En la penumbra de mi cuarto, preso de mi pensamiento me veo naufragar en la marea de mis sábanas.
En la tempestad ¡grito! pero me contesta solo el silencio, que retumba profundo y distante, por las paredes de mi cráneo y los laberintos de mi córtex.
Me encuentro varado, el incesante insomnio arremete los costados de mi navío, arrullándome al son de una hipnagógica sonata.
Me acompañan ahora mis temores, mis escenarios ilusorios y conversaciones febriles, quienes juntos y como si de un sacrificio se tratase, me atan al mástil de mí Yo que naufraga.
Ascienden las olas, desciende el crepúsculo, y las estrellas, únicas testigos de la triste escena, ven su luz opacada por el destello lejano de un faro perenne.
Al menguar la tormenta diviso a la distancia, allí donde la fábrica del cielo converge con el horizonte, una isla de apacible calma en medio de tanta inmensidad.

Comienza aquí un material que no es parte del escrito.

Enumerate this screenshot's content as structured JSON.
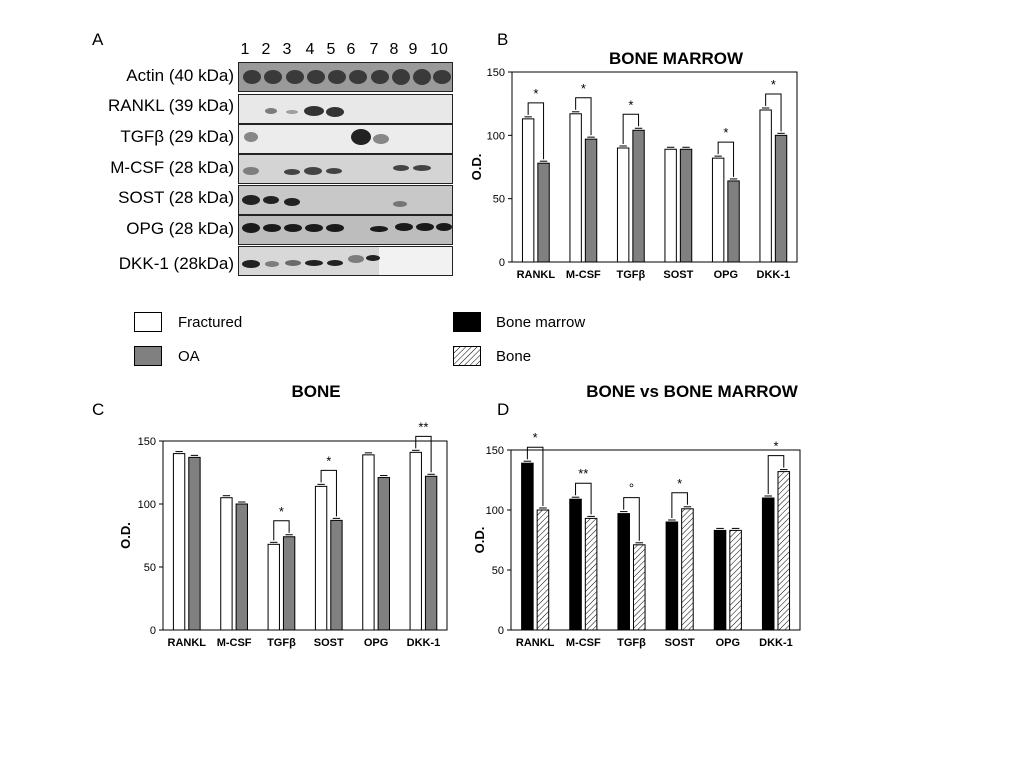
{
  "panel_a": {
    "letter": "A",
    "lanes": [
      "1",
      "2",
      "3",
      "4",
      "5",
      "6",
      "7",
      "8",
      "9",
      "10"
    ],
    "rows": [
      {
        "label": "Actin (40 kDa)"
      },
      {
        "label": "RANKL (39 kDa)"
      },
      {
        "label": "TGFβ (29 kDa)"
      },
      {
        "label": "M-CSF (28 kDa)"
      },
      {
        "label": "SOST (28 kDa)"
      },
      {
        "label": "OPG (28 kDa)"
      },
      {
        "label": "DKK-1 (28kDa)"
      }
    ]
  },
  "legend": {
    "fractured": "Fractured",
    "oa": "OA",
    "bone_marrow": "Bone marrow",
    "bone": "Bone",
    "colors": {
      "fractured": "#ffffff",
      "oa": "#808080",
      "bone_marrow": "#000000",
      "bone": "hatched"
    }
  },
  "chart_data": [
    {
      "panel": "B",
      "type": "bar",
      "title": "BONE MARROW",
      "ylabel": "O.D.",
      "ylim": [
        0,
        150
      ],
      "yticks": [
        0,
        50,
        100,
        150
      ],
      "categories": [
        "RANKL",
        "M-CSF",
        "TGFβ",
        "SOST",
        "OPG",
        "DKK-1"
      ],
      "series": [
        {
          "name": "Fractured",
          "values": [
            113,
            117,
            90,
            89,
            82,
            120
          ]
        },
        {
          "name": "OA",
          "values": [
            78,
            97,
            104,
            89,
            64,
            100
          ]
        }
      ],
      "significance": [
        "*",
        "*",
        "*",
        "",
        "*",
        "*"
      ]
    },
    {
      "panel": "C",
      "type": "bar",
      "title": "BONE",
      "ylabel": "O.D.",
      "ylim": [
        0,
        150
      ],
      "yticks": [
        0,
        50,
        100,
        150
      ],
      "categories": [
        "RANKL",
        "M-CSF",
        "TGFβ",
        "SOST",
        "OPG",
        "DKK-1"
      ],
      "series": [
        {
          "name": "Fractured",
          "values": [
            140,
            105,
            68,
            114,
            139,
            141
          ]
        },
        {
          "name": "OA",
          "values": [
            137,
            100,
            74,
            87,
            121,
            122
          ]
        }
      ],
      "significance": [
        "",
        "",
        "*",
        "*",
        "",
        "**"
      ]
    },
    {
      "panel": "D",
      "type": "bar",
      "title": "BONE vs BONE MARROW",
      "ylabel": "O.D.",
      "ylim": [
        0,
        150
      ],
      "yticks": [
        0,
        50,
        100,
        150
      ],
      "categories": [
        "RANKL",
        "M-CSF",
        "TGFβ",
        "SOST",
        "OPG",
        "DKK-1"
      ],
      "series": [
        {
          "name": "Bone marrow",
          "values": [
            139,
            109,
            97,
            90,
            83,
            110
          ]
        },
        {
          "name": "Bone",
          "values": [
            100,
            93,
            71,
            101,
            83,
            132
          ]
        }
      ],
      "significance": [
        "*",
        "**",
        "°",
        "*",
        "",
        "*"
      ]
    }
  ]
}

El oleaje pilota los vestigios de mi barco hacia la orilla, donde me recibe una sábana de piedras diminutas que recubren el suelo.
El lugar exhala una armonía apacible, inherente a los cementerios y bibliotecas.

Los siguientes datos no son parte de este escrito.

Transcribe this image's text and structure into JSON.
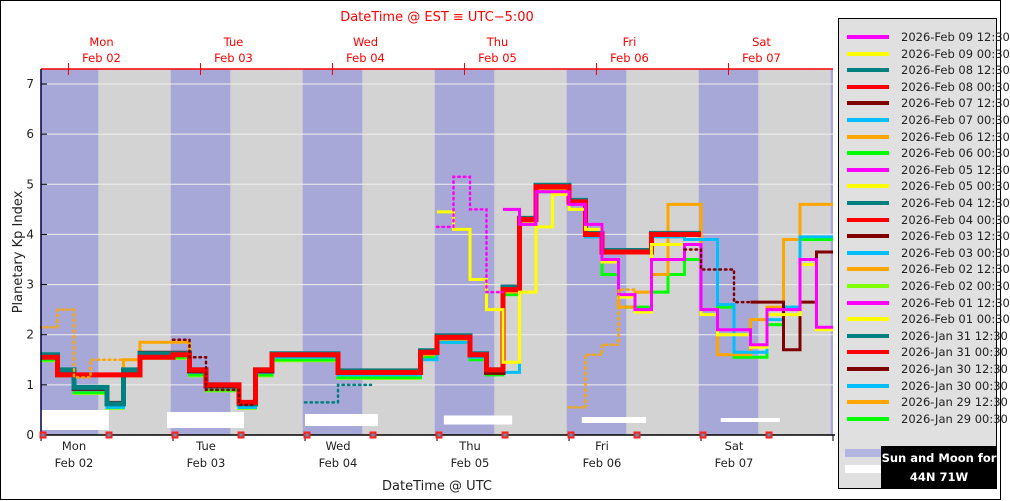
{
  "chart_data": {
    "type": "line",
    "step": true,
    "title_top_axis": "DateTime @ EST ≡ UTC−5:00",
    "xlabel": "DateTime @ UTC",
    "ylabel": "Planetary Kp Index",
    "ylim": [
      0,
      7.3
    ],
    "yticks": [
      "0",
      "1",
      "2",
      "3",
      "4",
      "5",
      "6",
      "7"
    ],
    "x_start_utc": "Feb 02 00:00",
    "x_end_utc": "Feb 08 00:00",
    "bin_hours": 3,
    "grid": true,
    "legend_position": "right",
    "top_axis_labels": [
      {
        "day": "Mon",
        "date": "Feb 02"
      },
      {
        "day": "Tue",
        "date": "Feb 03"
      },
      {
        "day": "Wed",
        "date": "Feb 04"
      },
      {
        "day": "Thu",
        "date": "Feb 05"
      },
      {
        "day": "Fri",
        "date": "Feb 06"
      },
      {
        "day": "Sat",
        "date": "Feb 07"
      }
    ],
    "bottom_axis_labels": [
      {
        "day": "Mon",
        "date": "Feb 02"
      },
      {
        "day": "Tue",
        "date": "Feb 03"
      },
      {
        "day": "Wed",
        "date": "Feb 04"
      },
      {
        "day": "Thu",
        "date": "Feb 05"
      },
      {
        "day": "Fri",
        "date": "Feb 06"
      },
      {
        "day": "Sat",
        "date": "Feb 07"
      }
    ],
    "night_utc": [
      [
        "Feb 01 23:35",
        "Feb 02 10:25"
      ],
      [
        "Feb 02 23:35",
        "Feb 03 10:25"
      ],
      [
        "Feb 03 23:35",
        "Feb 04 10:25"
      ],
      [
        "Feb 04 23:35",
        "Feb 05 10:25"
      ],
      [
        "Feb 05 23:35",
        "Feb 06 10:25"
      ],
      [
        "Feb 06 23:35",
        "Feb 07 10:25"
      ],
      [
        "Feb 07 23:35",
        "Feb 08 10:25"
      ]
    ],
    "moon_up_utc": [
      [
        "Feb 02 00:00",
        "Feb 02 12:20"
      ],
      [
        "Feb 02 22:55",
        "Feb 03 12:55"
      ],
      [
        "Feb 04 00:00",
        "Feb 04 13:15"
      ],
      [
        "Feb 05 01:15",
        "Feb 05 13:40"
      ],
      [
        "Feb 06 02:20",
        "Feb 06 14:00"
      ],
      [
        "Feb 07 03:35",
        "Feb 07 14:20"
      ]
    ],
    "series": [
      {
        "name": "2026-Feb 02 00:30",
        "color": "#7fff00",
        "style": "solid",
        "start": 0,
        "values": [
          1.48,
          1.18,
          0.83,
          0.83,
          0.53,
          1.18,
          1.53,
          1.53,
          1.53,
          1.18,
          0.88,
          0.88,
          0.53,
          1.18,
          1.48,
          1.48,
          1.48,
          1.48,
          1.13,
          1.13,
          1.13,
          1.13,
          1.13,
          1.53
        ]
      },
      {
        "name": "2026-Feb 06 00:30",
        "color": "#00ff00",
        "style": "solid",
        "start": 0,
        "values": [
          1.5,
          1.2,
          0.85,
          0.85,
          0.55,
          1.2,
          1.55,
          1.55,
          1.55,
          1.2,
          0.9,
          0.9,
          0.55,
          1.2,
          1.5,
          1.5,
          1.5,
          1.5,
          1.15,
          1.15,
          1.15,
          1.15,
          1.15,
          1.55,
          1.85,
          1.85,
          1.5,
          1.2,
          2.8,
          4.2,
          4.85,
          4.85,
          4.6,
          4.0,
          3.2,
          2.55,
          2.55,
          2.85,
          3.2,
          3.5,
          3.9,
          2.55,
          1.55,
          1.55,
          2.2,
          2.55,
          3.9,
          3.9
        ]
      },
      {
        "name": "2026-Feb 06 12:30",
        "color": "#ffa500",
        "style": "solid",
        "start": 0,
        "values": [
          1.55,
          1.25,
          0.9,
          0.9,
          0.6,
          1.5,
          1.85,
          1.85,
          1.85,
          1.25,
          0.95,
          0.95,
          0.6,
          1.25,
          1.55,
          1.55,
          1.55,
          1.55,
          1.2,
          1.2,
          1.2,
          1.2,
          1.2,
          1.6,
          1.9,
          1.9,
          1.55,
          1.25,
          2.85,
          4.25,
          4.9,
          4.9,
          4.6,
          4.0,
          3.5,
          2.55,
          2.85,
          3.2,
          4.6,
          4.6,
          2.5,
          1.6,
          1.6,
          2.3,
          2.55,
          3.9,
          4.6,
          4.6
        ]
      },
      {
        "name": "2026-Feb 07 00:30",
        "color": "#00bfff",
        "style": "solid",
        "start": 0,
        "values": [
          1.55,
          1.25,
          0.9,
          0.9,
          0.55,
          1.25,
          1.6,
          1.6,
          1.6,
          1.25,
          0.95,
          0.95,
          0.55,
          1.25,
          1.55,
          1.55,
          1.55,
          1.55,
          1.2,
          1.2,
          1.2,
          1.2,
          1.2,
          1.5,
          1.85,
          1.85,
          1.55,
          1.25,
          1.25,
          4.2,
          4.85,
          4.85,
          4.6,
          3.95,
          3.65,
          3.65,
          3.65,
          3.95,
          3.95,
          3.9,
          3.9,
          2.6,
          1.65,
          1.65,
          2.3,
          2.55,
          3.95,
          3.95
        ]
      },
      {
        "name": "2026-Jan 30 12:30",
        "color": "#800000",
        "style": "solid",
        "start": 0,
        "values": [
          1.58,
          1.28,
          0.93,
          0.93,
          0.63,
          1.28,
          1.63,
          1.63,
          1.63,
          1.28,
          0.98,
          0.98,
          0.63,
          1.28,
          1.6,
          1.6,
          1.6,
          1.6,
          1.25,
          1.25,
          1.25,
          1.25,
          1.25,
          1.65,
          1.95,
          1.95,
          1.6,
          1.25,
          2.95,
          4.3,
          4.95,
          4.95,
          4.65,
          4.0,
          3.65,
          3.65,
          3.65,
          4.0,
          4.0,
          4.0
        ]
      },
      {
        "name": "2026-Feb 07 12:30",
        "color": "#800000",
        "style": "solid",
        "start": 43,
        "values": [
          2.65,
          2.65,
          1.7,
          2.65,
          3.65
        ]
      },
      {
        "name": "2026-Feb 08 12:30",
        "color": "#008080",
        "style": "solid",
        "start": 0,
        "values": [
          1.6,
          1.3,
          0.95,
          0.95,
          0.62,
          1.3,
          1.62,
          1.62,
          1.62,
          1.3,
          1.0,
          1.0,
          0.62,
          1.3,
          1.62,
          1.62,
          1.62,
          1.62,
          1.28,
          1.28,
          1.28,
          1.28,
          1.28,
          1.68,
          1.98,
          1.98,
          1.62,
          1.3,
          2.95,
          4.32,
          4.98,
          4.98,
          4.68,
          4.02,
          3.68,
          3.68,
          3.68,
          4.02,
          4.02,
          4.02
        ]
      },
      {
        "name": "2026-Feb 08 00:30",
        "color": "#ff0000",
        "style": "solid",
        "start": 0,
        "values": [
          1.55,
          1.2,
          1.2,
          1.2,
          1.2,
          1.2,
          1.55,
          1.55,
          1.6,
          1.3,
          1.0,
          1.0,
          0.65,
          1.3,
          1.6,
          1.6,
          1.6,
          1.6,
          1.25,
          1.25,
          1.25,
          1.25,
          1.25,
          1.65,
          1.95,
          1.95,
          1.6,
          1.3,
          2.9,
          4.3,
          4.95,
          4.95,
          4.65,
          4.0,
          3.65,
          3.65,
          3.65,
          4.0,
          4.0,
          4.0
        ]
      },
      {
        "name": "2026-Feb 09 00:30",
        "color": "#ffff00",
        "style": "solid",
        "start": 24,
        "values": [
          4.45,
          4.1,
          3.1,
          2.5,
          1.45,
          2.85,
          4.15,
          4.8,
          4.5,
          4.1,
          3.45,
          2.75,
          2.45,
          3.8,
          3.8,
          3.8,
          2.4,
          2.0,
          2.0,
          1.75,
          2.4,
          2.4,
          3.4,
          2.1
        ]
      },
      {
        "name": "2026-Feb 09 12:30",
        "color": "#ff00ff",
        "style": "solid",
        "start": 28,
        "values": [
          4.5,
          4.2,
          4.85,
          4.85,
          4.6,
          4.2,
          3.5,
          2.8,
          2.5,
          3.5,
          3.5,
          3.8,
          2.5,
          2.1,
          2.1,
          1.8,
          2.5,
          2.5,
          3.5,
          2.15
        ]
      },
      {
        "color": "#ffa500",
        "style": "dotted",
        "start": 0,
        "values": [
          2.15,
          2.5,
          1.15,
          1.5,
          1.5
        ]
      },
      {
        "color": "#800000",
        "style": "dotted",
        "start": 8,
        "values": [
          1.9,
          1.55,
          0.9,
          0.9,
          0.6
        ]
      },
      {
        "color": "#008080",
        "style": "dotted",
        "start": 16,
        "values": [
          0.65,
          0.65,
          1.0,
          1.0
        ]
      },
      {
        "color": "#ff00ff",
        "style": "dotted",
        "start": 24,
        "values": [
          4.15,
          5.15,
          4.5,
          2.85
        ]
      },
      {
        "color": "#ffa500",
        "style": "dotted",
        "start": 32,
        "values": [
          0.55,
          1.6,
          1.8,
          2.9
        ]
      },
      {
        "color": "#800000",
        "style": "dotted",
        "start": 39,
        "values": [
          3.7,
          3.3,
          3.3,
          2.65
        ]
      }
    ]
  },
  "legend": [
    {
      "label": "2026-Feb 09 12:30",
      "color": "#ff00ff"
    },
    {
      "label": "2026-Feb 09 00:30",
      "color": "#ffff00"
    },
    {
      "label": "2026-Feb 08 12:30",
      "color": "#008080"
    },
    {
      "label": "2026-Feb 08 00:30",
      "color": "#ff0000"
    },
    {
      "label": "2026-Feb 07 12:30",
      "color": "#800000"
    },
    {
      "label": "2026-Feb 07 00:30",
      "color": "#00bfff"
    },
    {
      "label": "2026-Feb 06 12:30",
      "color": "#ffa500"
    },
    {
      "label": "2026-Feb 06 00:30",
      "color": "#00ff00"
    },
    {
      "label": "2026-Feb 05 12:30",
      "color": "#ff00ff"
    },
    {
      "label": "2026-Feb 05 00:30",
      "color": "#ffff00"
    },
    {
      "label": "2026-Feb 04 12:30",
      "color": "#008080"
    },
    {
      "label": "2026-Feb 04 00:30",
      "color": "#ff0000"
    },
    {
      "label": "2026-Feb 03 12:30",
      "color": "#800000"
    },
    {
      "label": "2026-Feb 03 00:30",
      "color": "#00bfff"
    },
    {
      "label": "2026-Feb 02 12:30",
      "color": "#ffa500"
    },
    {
      "label": "2026-Feb 02 00:30",
      "color": "#7fff00"
    },
    {
      "label": "2026-Feb 01 12:30",
      "color": "#ff00ff"
    },
    {
      "label": "2026-Feb 01 00:30",
      "color": "#ffff00"
    },
    {
      "label": "2026-Jan 31 12:30",
      "color": "#008080"
    },
    {
      "label": "2026-Jan 31 00:30",
      "color": "#ff0000"
    },
    {
      "label": "2026-Jan 30 12:30",
      "color": "#800000"
    },
    {
      "label": "2026-Jan 30 00:30",
      "color": "#00bfff"
    },
    {
      "label": "2026-Jan 29 12:30",
      "color": "#ffa500"
    },
    {
      "label": "2026-Jan 29 00:30",
      "color": "#00ff00"
    }
  ],
  "sun_moon_box": {
    "line1": "Sun and Moon for",
    "line2": "44N 71W"
  },
  "colors": {
    "night": "#a8a8d8",
    "day": "#d3d3d3",
    "moon": "#ffffff",
    "top_axis": "#ff0000"
  }
}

Un lugar donde el tiempo se postra a descansar, asilo para todos los expatriados de la realidad que buscan refugio de los flagelos de la vida.
He atracado sin lugar a duda en el mundo de los sueños, y por un momento me olvido del naufragio, me olvido del insomnio y de aquella prístina obscuridad de mi estancia que cada noche, con recelo me envuelve.